Twenty Questions

 

In  today’s American Thinker there is an excellent article entitled “Debate Questions That Obama Won’t be Asked” in which the author, Daren Jonescu, comes up with three excellent questions he would like to ask the President. Just click on the link on our blogroll if you would like to read the entire article.

The takeaway quote for me was “Thinking is, to a large extent, a matter of asking questions and of pursuing answers with enthusiasm, and without fear of the truth one might discover.” This set me to thinking about how so many in today’s shallow American society have either not learned or forgotten the art of actually thinking something through. To get to the truth, whatever it may be, you must ask yourself all possible questions until you can reach a conclusion. If new information becomes available you must ask any and all new questions which are raised and repeat this process over and over and over for your entire life.

It occurred to me that, in so many ways, liberals make their arguments on emotion rather than facts or as part of a “my team vs. their team” mentality. This often leads them to a conclusion so early in the process that they never really ask many questions which need to be asked. With that in mind, I’ve come up with “starter list” of a few questions with a bent toward helping those liberals who are stuck in emotional and/or team mode. Please feel free to add, share, or discuss.

1. When government taxes individuals and businesses it takes in “X” dollars. When it spends that money back into the economy, it spends “X” minus whatever it costs for the government to run the program. By taking out more than you put back how is that a positive for the economy?

2. In the entire history of the world there has never been a “collectivist” system (socialist, communist, pick your term) which has not suffered decline and/or financial collapse. All of Europe is currently following that path before our very eyes. What makes you think those policies will work now?

3. Assume you have a card which says you are guaranteed health care “coverage” by the government. If you have to wait 10-15 weeks to see a doctor and lower your odds of survival of the most common cancers by 20% (as in Great Britain’s National Health Service) is this a “coverage” you would actually choose were you given an option?

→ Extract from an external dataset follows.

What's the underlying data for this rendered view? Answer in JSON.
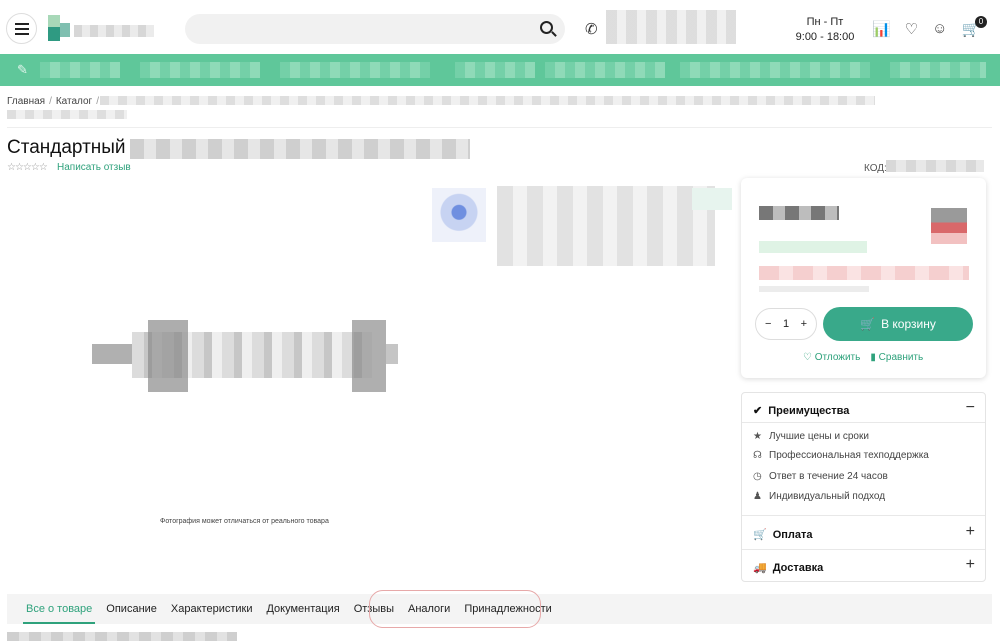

4. If a woman is allowed to choose a gender-based abortion solely due to the fact that the child is female is this a “pro-woman” position?

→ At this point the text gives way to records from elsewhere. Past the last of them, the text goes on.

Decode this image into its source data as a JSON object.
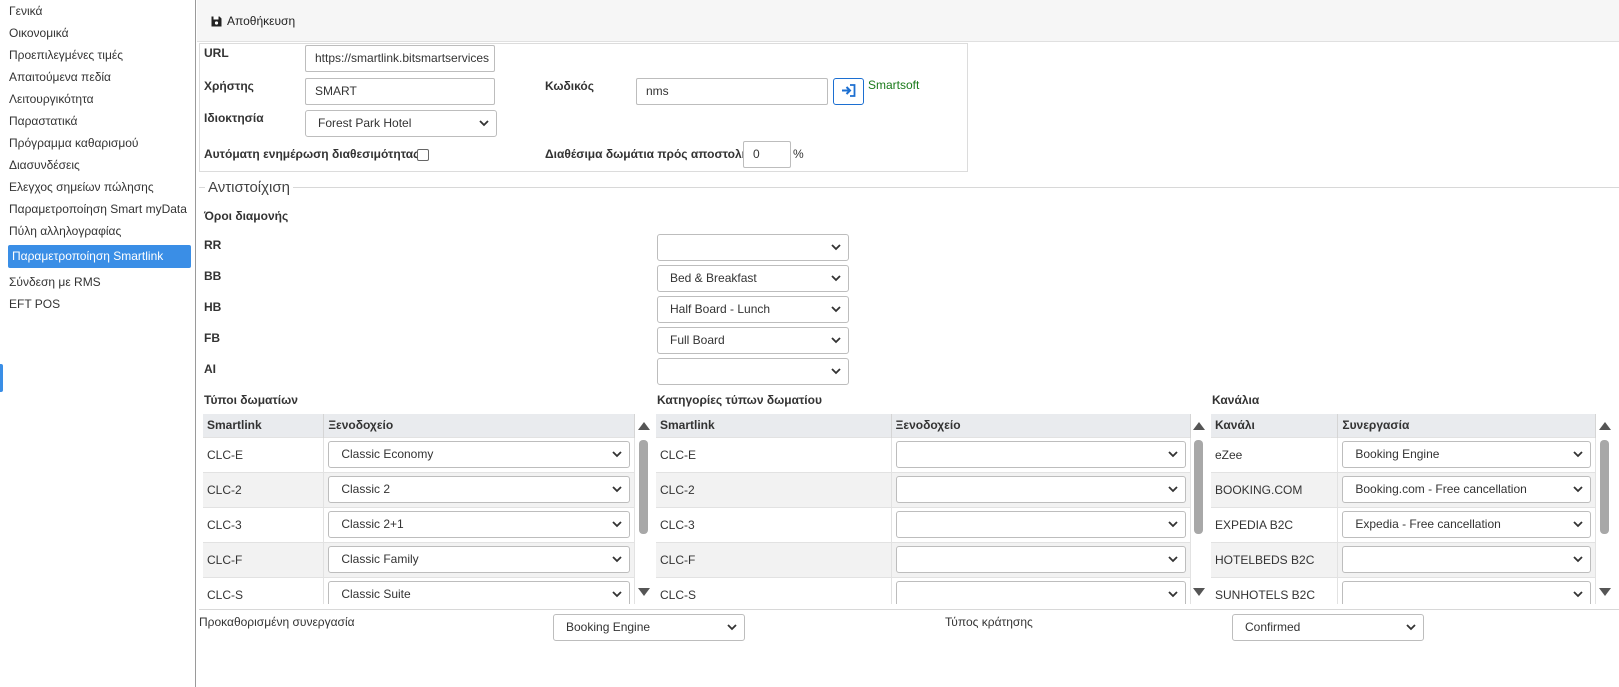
{
  "sidebar": {
    "items": [
      "Γενικά",
      "Οικονομικά",
      "Προεπιλεγμένες τιμές",
      "Απαιτούμενα πεδία",
      "Λειτουργικότητα",
      "Παραστατικά",
      "Πρόγραμμα καθαρισμού",
      "Διασυνδέσεις",
      "Ελεγχος σημείων πώλησης",
      "Παραμετροποίηση Smart myData",
      "Πύλη αλληλογραφίας",
      "Παραμετροποίηση Smartlink",
      "Σύνδεση με RMS",
      "EFT POS"
    ],
    "active_index": 11,
    "accent_color": "#3a8ee6"
  },
  "toolbar": {
    "save_label": "Αποθήκευση",
    "save_icon": "floppy-disk-icon"
  },
  "connection": {
    "url_label": "URL",
    "url_value": "https://smartlink.bitsmartservices",
    "user_label": "Χρήστης",
    "user_value": "SMART",
    "password_label": "Κωδικός",
    "password_value": "nms",
    "login_icon": "sign-in-icon",
    "status_text": "Smartsoft",
    "status_color": "#1a7a1a",
    "property_label": "Ιδιοκτησία",
    "property_value": "Forest Park Hotel",
    "auto_update_label": "Αυτόματη ενημέρωση διαθεσιμότητας",
    "auto_update_checked": false,
    "rooms_send_label": "Διαθέσιμα δωμάτια πρός αποστολή",
    "rooms_send_value": "0",
    "rooms_send_unit": "%"
  },
  "mapping": {
    "section_title": "Αντιστοίχιση",
    "board_terms_title": "Όροι διαμονής",
    "board_terms": [
      {
        "code": "RR",
        "value": ""
      },
      {
        "code": "BB",
        "value": "Bed & Breakfast"
      },
      {
        "code": "HB",
        "value": "Half Board - Lunch"
      },
      {
        "code": "FB",
        "value": "Full Board"
      },
      {
        "code": "AI",
        "value": ""
      }
    ],
    "room_types": {
      "title": "Τύποι δωματίων",
      "columns": [
        "Smartlink",
        "Ξενοδοχείο"
      ],
      "rows": [
        {
          "code": "CLC-E",
          "value": "Classic Economy"
        },
        {
          "code": "CLC-2",
          "value": "Classic 2"
        },
        {
          "code": "CLC-3",
          "value": "Classic 2+1"
        },
        {
          "code": "CLC-F",
          "value": "Classic Family"
        },
        {
          "code": "CLC-S",
          "value": "Classic Suite"
        }
      ]
    },
    "room_categories": {
      "title": "Κατηγορίες τύπων δωματίου",
      "columns": [
        "Smartlink",
        "Ξενοδοχείο"
      ],
      "rows": [
        {
          "code": "CLC-E",
          "value": ""
        },
        {
          "code": "CLC-2",
          "value": ""
        },
        {
          "code": "CLC-3",
          "value": ""
        },
        {
          "code": "CLC-F",
          "value": ""
        },
        {
          "code": "CLC-S",
          "value": ""
        }
      ]
    },
    "channels": {
      "title": "Κανάλια",
      "columns": [
        "Κανάλι",
        "Συνεργασία"
      ],
      "rows": [
        {
          "code": "eZee",
          "value": "Booking Engine"
        },
        {
          "code": "BOOKING.COM",
          "value": "Booking.com - Free cancellation"
        },
        {
          "code": "EXPEDIA B2C",
          "value": "Expedia - Free cancellation"
        },
        {
          "code": "HOTELBEDS B2C",
          "value": ""
        },
        {
          "code": "SUNHOTELS B2C",
          "value": ""
        }
      ]
    }
  },
  "footer": {
    "default_partner_label": "Προκαθορισμένη συνεργασία",
    "default_partner_value": "Booking Engine",
    "booking_type_label": "Τύπος κράτησης",
    "booking_type_value": "Confirmed"
  }
}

5. Is there a difference between the right to have access to something (health care, contraception, a cell phone) and the right to get it for free?

6. If it is contributing to the stripping of the planet, third world starvation, and is also forcing food prices at home to astronomic levels why are we still putting corn (ethanol) in our gas tanks?

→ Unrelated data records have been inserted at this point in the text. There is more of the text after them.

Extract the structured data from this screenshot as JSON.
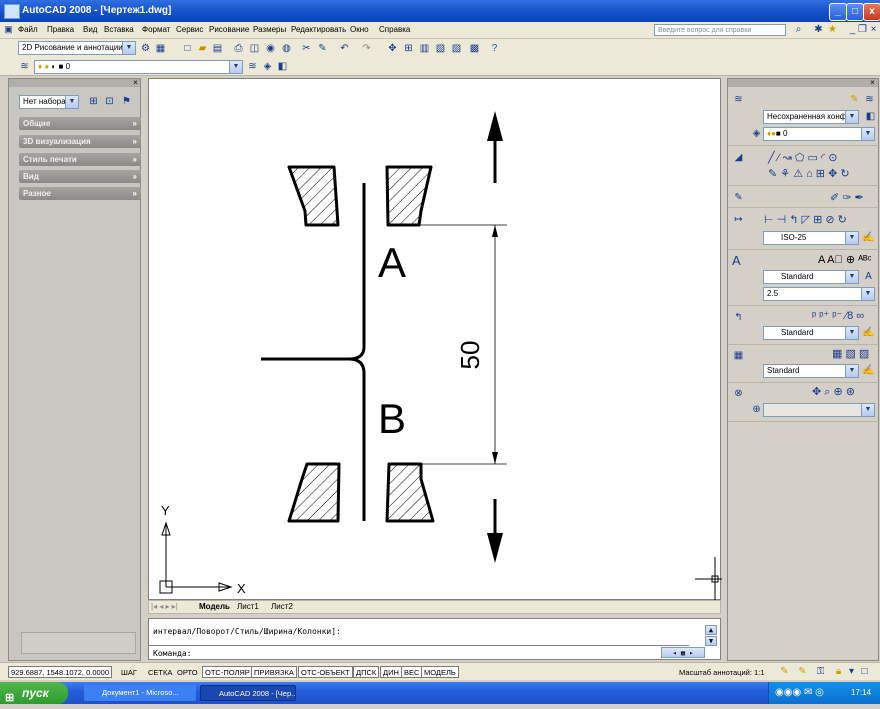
{
  "window": {
    "title": "AutoCAD 2008 - [Чертеж1.dwg]",
    "controls": [
      "_",
      "□",
      "x"
    ]
  },
  "menu": {
    "items": [
      "Файл",
      "Правка",
      "Вид",
      "Вставка",
      "Формат",
      "Сервис",
      "Рисование",
      "Размеры",
      "Редактировать",
      "Окно",
      "Справка"
    ],
    "help_placeholder": "Введите вопрос для справки"
  },
  "toolbar": {
    "workspace": "2D Рисование и аннотации",
    "layer": "0"
  },
  "left_panel": {
    "selection_set": "Нет набора",
    "sections": [
      "Общие",
      "3D визуализация",
      "Стиль печати",
      "Вид",
      "Разное"
    ]
  },
  "drawing": {
    "label_a": "A",
    "label_b": "B",
    "dimension": "50",
    "ucs_x": "X",
    "ucs_y": "Y"
  },
  "layout_tabs": {
    "items": [
      "Модель",
      "Лист1",
      "Лист2"
    ]
  },
  "command": {
    "history": "интервал/Поворот/Стиль/Ширина/Колонки]:",
    "prompt": "Команда:"
  },
  "right_panel": {
    "layer_config": "Несохраненная конфи",
    "layer": "0",
    "dim_style": "ISO-25",
    "text_style": "Standard",
    "text_height": "2.5",
    "mleader_style": "Standard",
    "table_style": "Standard"
  },
  "status_bar": {
    "coords": "929.6887, 1548.1072, 0.0000",
    "modes": [
      "ШАГ",
      "СЕТКА",
      "ОРТО",
      "ОТС-ПОЛЯР",
      "ПРИВЯЗКА",
      "ОТС-ОБЪЕКТ",
      "ДПСК",
      "ДИН",
      "ВЕС",
      "МОДЕЛЬ"
    ],
    "annotation_scale": "Масштаб аннотаций: 1:1"
  },
  "taskbar": {
    "start": "пуск",
    "items": [
      "Документ1 - Microso...",
      "AutoCAD 2008 - [Чер..."
    ],
    "clock": "17:14"
  },
  "colors": {
    "title_blue": "#1150c8",
    "start_green": "#2f9a2d",
    "drawing_bg": "#ffffff"
  }
}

7. How, exactly, does it help create jobs to make what is already the most expensive place in the world to do business even more expensive?

8. If you were going to open a business and you had a choice to open it in a location where the tax rate was 50% or one where the rate was 20% where would you set up shop?

9. In the above example, if you had an existing business which was having its tax rate raised from 50% to 52% do you think you might relocate to the 20% location?

10. When taxes are raised on businesses who always winds up paying those dollars?

11. In the case where a woman chooses an abortion which is “botched” should doctors be legally forced to allow the now living, breathing baby to die a slow, painful “death by abandonment” in a closet somewhere?

12. Due to the unpredictable nature of the wind, wind power turbines must be installed with a fossil fuel backup which must be left running. What benefit is gained in an ecological sense?

13. If the President can publicly state that he refuses to enforce a law passed by your representatives in Congress and you agree with that action on his part what will your reaction be when this power is in the hands of a President on the opposite end of the spectrum who refuses to enforce a law you agree with?

14. In a supposed effort to provide health care for millions more people, why does Obamacare hire tens of thousands of IRS agents and drive away doctors?

15. Which is better…. Medicare and Social Security programs with some adjustments now to keep them solvent or programs which go bankrupt and disappear entirely?

16. You have your choice between two retirement programs…. A program which takes roughly $580,000 from you over your lifetime and pays you back $550,000 in benefits when you turn 65 or a program which takes the same $580,000 and pays you back a minimum of $995,000 in benefits when you turn 65. Which would you choose?

17. What is your level of economic expertise or honesty (choose one) when you claim the same $780 billion savings twice in your budget projections?

18. What is your level of competence or honesty (choose one) if you are the chief law enforcement office in the country and cannot or will not find the person(s) in your own office responsible for willfully sending guns across an international border to Mexican drug lords which resulted in the deaths of dozens, including U.S. border agents?

19. Somewhere between 50 and 80 million people are not counted in the unemployment statistics you see on TV. This includes those who have “given up” looking for a job and college students who are looking but, since they have never been “employed,” can’t be “un-employed.” Can the numbers you see be anywhere close to accurate?

20. A hypothetical President has total control of government for his first two years and control of two-thirds of the three branches for the second two years. His results include $5 trillion in new debt (more than all previous presidents combined), over 8% unemployment when he projected 5%, an economy on life-support, total paralysis in the business community, and a large transfer of power from the Congress to the Executive Branch. Should this President be re-elected?

These twenty were very easy to begin with. Many more are possible as well as needed but it’s a start.